English 558: Final Paper

 

Due Dates:

Tues. 7/8 Project Proposal Due (one paragraph--should include the text you will use, possible subject for analysis, research that will need to be done.)

Fri. 7/18 Abstract and Annotated Bibliography Due (5 sources)

Fri. 7/25 Rough Draft Due

Fri. 8/1 Final Paper Due

 

Recommended Length of Final Paper: 5-7 pages

 

Suggested Topic: Analysis of Literary Text Within a Cultural Context

Using either a text we have read this semester or one of your own choosing, analyze a limited aspect of that text using cultural information about the writer's community. (For example, you may want to use information about the tribe's oral tradition, traditional artwork, architecture, religion, social structures, etc. to aid your analysis.)

 

Goals:

This assignments has three primary objectives. First, the assignment allows you to practice your skills in closely reading a text. Second, it asks you to employ the tools you have developed so far in this class for reading and understanding a literary text within its cultural context. Finally, it engages you in the act of research as a means of preparing you for your degree paper. The initial stages of the final project are designed to help you determine which secondary sources are most useful and focus your own argument through the use of an annotated bibliography.

 

What is Culture? (A Variety of perspectives)

A. HIGH CULTURE: Matthew Arnold, Culture and Anarchy (1869)

"The disparagers of culture make its motive curiosity; sometimes, indeed, they make its motive mere exclusiveness and vanity.

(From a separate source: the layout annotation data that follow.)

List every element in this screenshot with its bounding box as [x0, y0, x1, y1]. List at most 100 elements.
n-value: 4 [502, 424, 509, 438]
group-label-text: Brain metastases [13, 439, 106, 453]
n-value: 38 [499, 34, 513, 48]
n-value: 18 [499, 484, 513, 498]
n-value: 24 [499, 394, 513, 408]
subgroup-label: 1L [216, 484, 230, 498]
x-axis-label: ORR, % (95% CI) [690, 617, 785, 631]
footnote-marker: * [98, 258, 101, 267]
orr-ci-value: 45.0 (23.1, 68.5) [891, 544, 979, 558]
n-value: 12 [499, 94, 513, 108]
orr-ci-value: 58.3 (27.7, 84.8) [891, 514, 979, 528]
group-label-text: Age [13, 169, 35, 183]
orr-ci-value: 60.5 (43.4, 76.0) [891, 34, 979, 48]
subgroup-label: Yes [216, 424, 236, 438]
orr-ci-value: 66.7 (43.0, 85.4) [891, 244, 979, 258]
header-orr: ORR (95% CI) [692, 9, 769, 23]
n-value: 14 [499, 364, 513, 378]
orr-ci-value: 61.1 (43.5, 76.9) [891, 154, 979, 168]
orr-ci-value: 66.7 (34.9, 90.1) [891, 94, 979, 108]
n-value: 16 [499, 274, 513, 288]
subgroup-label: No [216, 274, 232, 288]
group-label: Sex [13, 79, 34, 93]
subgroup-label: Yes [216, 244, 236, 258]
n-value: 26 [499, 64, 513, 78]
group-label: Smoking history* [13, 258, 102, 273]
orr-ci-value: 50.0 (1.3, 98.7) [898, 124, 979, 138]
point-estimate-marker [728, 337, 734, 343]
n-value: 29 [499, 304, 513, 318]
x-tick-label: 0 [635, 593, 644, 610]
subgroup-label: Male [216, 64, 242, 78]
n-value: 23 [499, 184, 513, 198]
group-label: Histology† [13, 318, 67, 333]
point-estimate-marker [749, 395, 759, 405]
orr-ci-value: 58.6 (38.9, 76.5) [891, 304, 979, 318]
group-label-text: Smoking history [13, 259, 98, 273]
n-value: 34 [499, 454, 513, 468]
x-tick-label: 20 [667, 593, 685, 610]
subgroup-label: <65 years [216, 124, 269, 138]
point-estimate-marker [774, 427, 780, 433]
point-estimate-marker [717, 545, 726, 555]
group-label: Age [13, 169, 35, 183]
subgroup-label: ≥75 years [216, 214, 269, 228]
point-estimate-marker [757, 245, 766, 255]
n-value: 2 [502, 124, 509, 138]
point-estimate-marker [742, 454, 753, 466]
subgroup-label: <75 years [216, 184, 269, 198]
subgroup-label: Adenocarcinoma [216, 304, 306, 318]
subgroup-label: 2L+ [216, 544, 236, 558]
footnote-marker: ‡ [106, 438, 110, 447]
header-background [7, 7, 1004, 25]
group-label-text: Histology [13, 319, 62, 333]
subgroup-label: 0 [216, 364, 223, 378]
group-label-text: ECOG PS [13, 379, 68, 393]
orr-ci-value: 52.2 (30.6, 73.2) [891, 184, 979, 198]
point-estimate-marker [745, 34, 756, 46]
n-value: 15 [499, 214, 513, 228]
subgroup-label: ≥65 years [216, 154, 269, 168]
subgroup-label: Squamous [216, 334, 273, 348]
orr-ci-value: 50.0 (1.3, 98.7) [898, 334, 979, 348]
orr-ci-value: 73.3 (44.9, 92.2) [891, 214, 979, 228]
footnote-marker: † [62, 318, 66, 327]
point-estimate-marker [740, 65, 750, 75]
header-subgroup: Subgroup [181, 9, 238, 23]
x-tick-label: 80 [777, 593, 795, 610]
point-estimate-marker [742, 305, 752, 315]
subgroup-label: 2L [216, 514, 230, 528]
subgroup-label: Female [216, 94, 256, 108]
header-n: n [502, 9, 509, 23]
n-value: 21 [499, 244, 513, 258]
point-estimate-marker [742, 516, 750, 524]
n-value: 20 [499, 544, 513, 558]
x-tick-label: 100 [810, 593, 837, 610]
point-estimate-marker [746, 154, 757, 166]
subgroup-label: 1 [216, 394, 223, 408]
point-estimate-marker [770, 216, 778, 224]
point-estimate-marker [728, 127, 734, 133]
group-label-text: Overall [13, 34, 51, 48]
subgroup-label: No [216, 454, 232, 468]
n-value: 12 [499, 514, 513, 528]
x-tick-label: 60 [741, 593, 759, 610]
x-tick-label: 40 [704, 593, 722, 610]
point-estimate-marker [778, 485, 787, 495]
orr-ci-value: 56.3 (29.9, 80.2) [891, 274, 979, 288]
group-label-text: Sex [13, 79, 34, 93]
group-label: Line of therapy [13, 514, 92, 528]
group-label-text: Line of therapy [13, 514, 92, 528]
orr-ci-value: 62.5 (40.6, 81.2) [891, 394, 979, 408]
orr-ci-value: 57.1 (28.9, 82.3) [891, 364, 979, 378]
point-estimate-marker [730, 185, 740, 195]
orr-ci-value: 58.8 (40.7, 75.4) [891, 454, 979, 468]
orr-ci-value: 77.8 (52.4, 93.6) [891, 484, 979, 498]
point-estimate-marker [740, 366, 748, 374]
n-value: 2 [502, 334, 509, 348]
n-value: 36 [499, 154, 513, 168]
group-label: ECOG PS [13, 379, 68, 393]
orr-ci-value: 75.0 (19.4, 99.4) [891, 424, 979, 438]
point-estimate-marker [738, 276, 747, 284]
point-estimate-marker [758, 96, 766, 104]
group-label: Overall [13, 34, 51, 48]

The culture which is supposed to plume itself on a smattering of Greek and Latin is a culture which is begotten by nothing so intellectual as curiosity; it is valued either out of sheer vanity and ignorance or else as an engine of social and class distinction, separating its holder, like a badge or title, from the other people who have not got it. No serious man would call this culture, or attach any value to it, as culture, at all. To find the real ground for the very different estimate which serious people set upon culture, we must find some motive for culture in terms of which may lie a real ambiguity, and such a motive the word curiosity gives us" ("Sweetness and Light," p. 1)

 

B. LIVED CULTURE: Edward Tylor ("the father of British Anthropology"), Primitive Culture (1871)

"Culture or Civilization, taken in its wide ethnographic sense, is that complex whole which includes knowledge, belief, art, morals, law, custom, and any other capabilities and habits acquired by man as a member of society. The condition of culture among the various societies of mankind, in so far as it is capable of being investigated on general principles, is a subject apt for the study of the laws of human thought and action. On the one hand, the uniformity which so largely pervades civilization may be ascribed, in great measure, to the uniform action of uniform causes while on the other hand its various grades may be regarded as stages of development or evolution, each the outcome e of previous history, and about to do its proper part in shaping the history of the future." (p. 1)

 

C. SIGNIFYING PRACTICES: Raymond Williams, Keywords (1976)

Culture is "the works and practices of intellectual and especially artistic activity" (90). As John Storey notes in Cultural Theory and Popular Culture, by this Williams means those "texts and practices whose principle function is to signify, to produce or to be the occasion for the production of meaning" (2). This means that pop music and the work of Beethoven are both cultural texts --they both signify meaning and reflect artistic and intellectual activity.